In 1994 permission was granted for Sweden to “gift” the pole to the Haisla. The implications of this wording, however, caused serious issues, with the Haisla maintaining that you cannot gift someone their own stolen property, and that it is not a true gift if they were required to pay for it with a replacement pole (Jessiman 2011: 373).
Negotiations continued and a group of Haisla traveled to Sweden again in 1997 where the Haisla claim that they were told that the museum wanted the piece to be preserved in a climate controlled environment, not displayed outside in the traditional way with the expectation that the pole would return to the earth. The Haisla felt that this was financially impossible (McFarlane 2012), having been given no money to display the pole by either the Swedish or Canadian governments, and that it was a challenge to their traditional cultural practices (Jessiman 2011: 374). The museum eventually stepped down from this stipulation.
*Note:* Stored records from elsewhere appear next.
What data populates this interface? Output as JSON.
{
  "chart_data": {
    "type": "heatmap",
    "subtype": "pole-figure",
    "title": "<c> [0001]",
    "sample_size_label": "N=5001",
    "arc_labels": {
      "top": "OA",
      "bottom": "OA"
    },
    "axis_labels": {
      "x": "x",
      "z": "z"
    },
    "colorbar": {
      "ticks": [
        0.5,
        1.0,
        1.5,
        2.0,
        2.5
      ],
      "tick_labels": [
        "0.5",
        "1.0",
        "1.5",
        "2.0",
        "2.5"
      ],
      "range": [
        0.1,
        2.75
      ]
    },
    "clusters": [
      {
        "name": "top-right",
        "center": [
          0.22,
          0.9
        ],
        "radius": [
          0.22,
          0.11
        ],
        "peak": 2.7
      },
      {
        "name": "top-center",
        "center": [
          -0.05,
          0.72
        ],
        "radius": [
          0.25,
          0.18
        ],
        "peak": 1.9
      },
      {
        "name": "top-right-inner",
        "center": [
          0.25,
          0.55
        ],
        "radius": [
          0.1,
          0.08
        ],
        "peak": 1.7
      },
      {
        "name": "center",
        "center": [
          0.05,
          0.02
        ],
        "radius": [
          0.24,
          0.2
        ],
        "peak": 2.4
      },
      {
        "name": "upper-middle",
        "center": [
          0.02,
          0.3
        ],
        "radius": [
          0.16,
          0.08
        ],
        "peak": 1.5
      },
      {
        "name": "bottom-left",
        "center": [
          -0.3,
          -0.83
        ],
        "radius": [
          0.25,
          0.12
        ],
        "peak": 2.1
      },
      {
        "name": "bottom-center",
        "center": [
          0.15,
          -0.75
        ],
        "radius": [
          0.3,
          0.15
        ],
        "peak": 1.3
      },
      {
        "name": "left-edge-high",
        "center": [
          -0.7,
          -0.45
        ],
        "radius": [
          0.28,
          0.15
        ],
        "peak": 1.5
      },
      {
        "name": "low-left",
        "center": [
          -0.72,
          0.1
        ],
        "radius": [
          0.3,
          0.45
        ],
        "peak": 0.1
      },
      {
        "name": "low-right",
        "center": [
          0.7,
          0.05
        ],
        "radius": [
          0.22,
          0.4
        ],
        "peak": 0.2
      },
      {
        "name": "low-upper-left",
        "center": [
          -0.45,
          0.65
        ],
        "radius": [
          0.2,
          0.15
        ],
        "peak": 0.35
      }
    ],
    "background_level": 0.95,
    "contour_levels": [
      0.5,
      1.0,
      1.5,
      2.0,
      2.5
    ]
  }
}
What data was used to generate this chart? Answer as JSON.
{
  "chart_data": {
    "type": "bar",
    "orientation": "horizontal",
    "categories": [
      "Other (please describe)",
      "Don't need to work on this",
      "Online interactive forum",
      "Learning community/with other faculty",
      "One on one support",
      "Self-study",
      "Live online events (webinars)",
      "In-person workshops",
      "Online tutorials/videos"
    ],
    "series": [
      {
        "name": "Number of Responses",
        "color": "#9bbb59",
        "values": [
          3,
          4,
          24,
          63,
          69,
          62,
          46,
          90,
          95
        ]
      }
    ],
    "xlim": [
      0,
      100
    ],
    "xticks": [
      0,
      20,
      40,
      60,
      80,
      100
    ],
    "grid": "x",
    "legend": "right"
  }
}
In 2000 Henry Robertson, the grandson of one of the original pole carvers, made two replica poles, one of which was sent to Sweden in a partially complete state. He then spent a month completing the pole in the museum so that visitors could see the carving process. At this point, the Haisla had not been able to raise the money needed to build a facility for the real pole which remained in Sweden.
In 2006 the Haisla conducted a traditional pole raising ceremony for the replica pole at the Museum of Ethnography and on 23 March the original pole was packed and shipped back to Canada. On 1 July it returned to Kitimaat Village and is thought to be the first First Nations totem pole repatriated from Europe (Kelly 2006).
[Image by Carlstaffanholmer via Wikimedia Commons]
References
Haisla First Nation (n.d.). Website of the Haisla First Nation. Available at: http://haisla.ca Accessed on: 29 August 2014.
Jessiman, Stacey R. (2011). ‘The Repatriation of the G’psgolox Totem Pole: A Study of its Context, Process, and Outcome’, International Journal of Cultural Property 18(3): 365–391.
Kelly, Rudy (2006). ‘Totem pole’s return to Haisla’. Raven’s Eye 10(3).
McFarlane, Walter (2012). ‘A Monument Returned, An Earth Shaking Event’, Kitimat Daily Online 11 November. Available at: http://www.kitimatdaily.ca/go6544a/A_MONUMENT_RETURNED_AN_EARTH_SHAKING_EVENT Accessed on: 29 August 2014.
Pedersen, Anne-Marie and Prichard, John (2011). ‘Haisla (Kitamaat)’. Historica Canada. Available at: http://www.thecanadianencyclopedia.ca/en/article/haisla-kitamaat/ Accessed on: 29 August 2014.
Rapacioli, Paul (2006). ‘Sweden returns totem pole’. The Local 12 March.